Welcome to the first of our blue team interview series.
This series aims to bring you stories from the folks at the coal-face of cybersecurity – the blue team.
Ryan is one of our favourite blue teamers, and our first incident responder featured in our blue team interviews.
He is also kicking off his entrepreneurial career at Retrospect Labs, having gone through the CyRise Cybersecurity Accelerator program.
We hope you enjoy the series.
Vaughan and Ben
Tell us a bit about yourself.
I spent 6 years at the Australian Cyber Security Centre working in the Incident Response team, before heading up the Joint Cyber Security Centre program briefly as its inaugural National Director.
I then jumped across to private industry for a bit, as the Lead for Threat Intelligence and Incident Response at AGL Energy, a major Australian energy provider.
Currently, I’m the co-founder and Chief Operating Officer at Retrospect Labs, a cyber security startup that specialises in cyber security exercises.
What’s the most interesting incident or event you’ve worked on (that you can talk about)?
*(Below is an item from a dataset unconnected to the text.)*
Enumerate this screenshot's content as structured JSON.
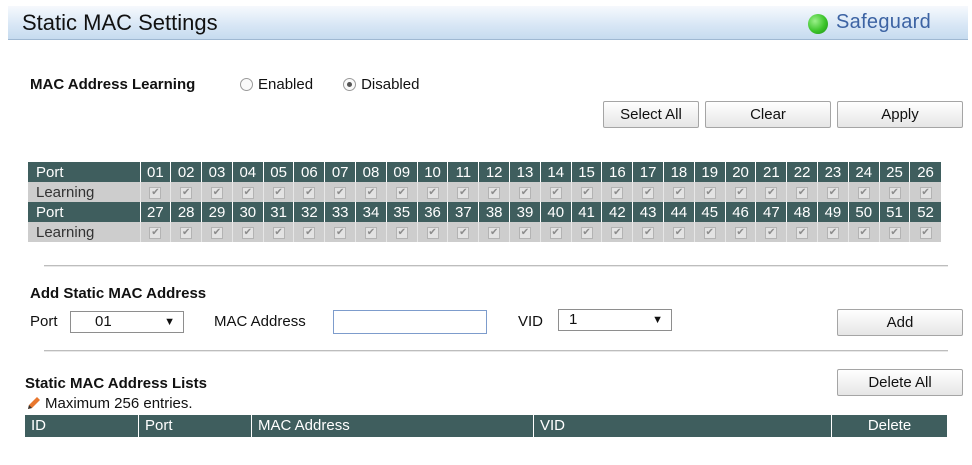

That’s an easy one! It was definitely the first major incident response case I ever worked. The year was 2014, and it was a really significant compromise involving tradecraft that was new and incredibly unique back then.
Multiple victims, victims compromised purely for infrastructure purposes, new malware that had never been seen before. It was a really complex case that took over four months to investigate and remediate, but it was still one of the best IR ops I’ve ever been involved in.
What tips do you have for incident responders who are working from home now?
I guess the good thing about incident response is if you have data, you can pretty much work from anywhere! But I would say one really important thing that incident responders who are working from home still need to keep in mind is open and regular communication with clients or stakeholders.
You may not be on site, but you need to make sure your stakeholders are getting regular and as frequent as possible updates from you.
Communication is key to building trust and keeping people calm (and confident) that you’re resolving the incident thoroughly and as quickly as possible.
What’s your pro-tip for your fellow incident responders?
Anyone who knows me knows that I am all about diverse skills in incident response. Technical skills are essential, but so are other skills like communication and relationship management.
So don’t neglect the ‘soft skills’ part of incident response.
Also, keeping on top of your skills development is really important. It will help you be ready for an incident so you know how to respond to it effectively.
What are you working on now?
I recently co-founded a startup, Retrospect Labs, that specialises in cyber security exercises.
I think after so many years in the reactive incident response space, I saw how often organisation failed to respond effectively to an incident, the incident got out of hand (or wasn’t stopped as quickly as it should have been), and all of a sudden organisations were dealing with a massive incident, at a significant cost to the organisation.
I think exercises are a great way to help you prepare for an incident and make you more ready for when it inevitably happens. You don’t really want to be in a situation where the first time you’re trying to figure out how to respond to something is when it’s the real thing – the stakes are too high.
First responders (like Firefighters) train constantly, and so should we. Exercises prepare you, and make for better incident response.
How has the transition been from running Incident Response to running your own business?
There is so much to learn and get my head around. One of the things i’ve always loved about incident response is its frenetic, fast paced nature and the diversity of work you get to do. And running a small startup is no different.
How has coronavirus/COVID-19 impacted you?
We are really lucky in that my co-founder and I are both used to running teams that are spread out all over the country, so we’ve got the remote working part covered.
Understandably people are less inclined to take meetings with us at the moment (the absence of the lure of coffee perhaps), but we know that it is a difficult time for everyone and that once the dust settles, we will be ready to get back to it.
We are staying positive about the future.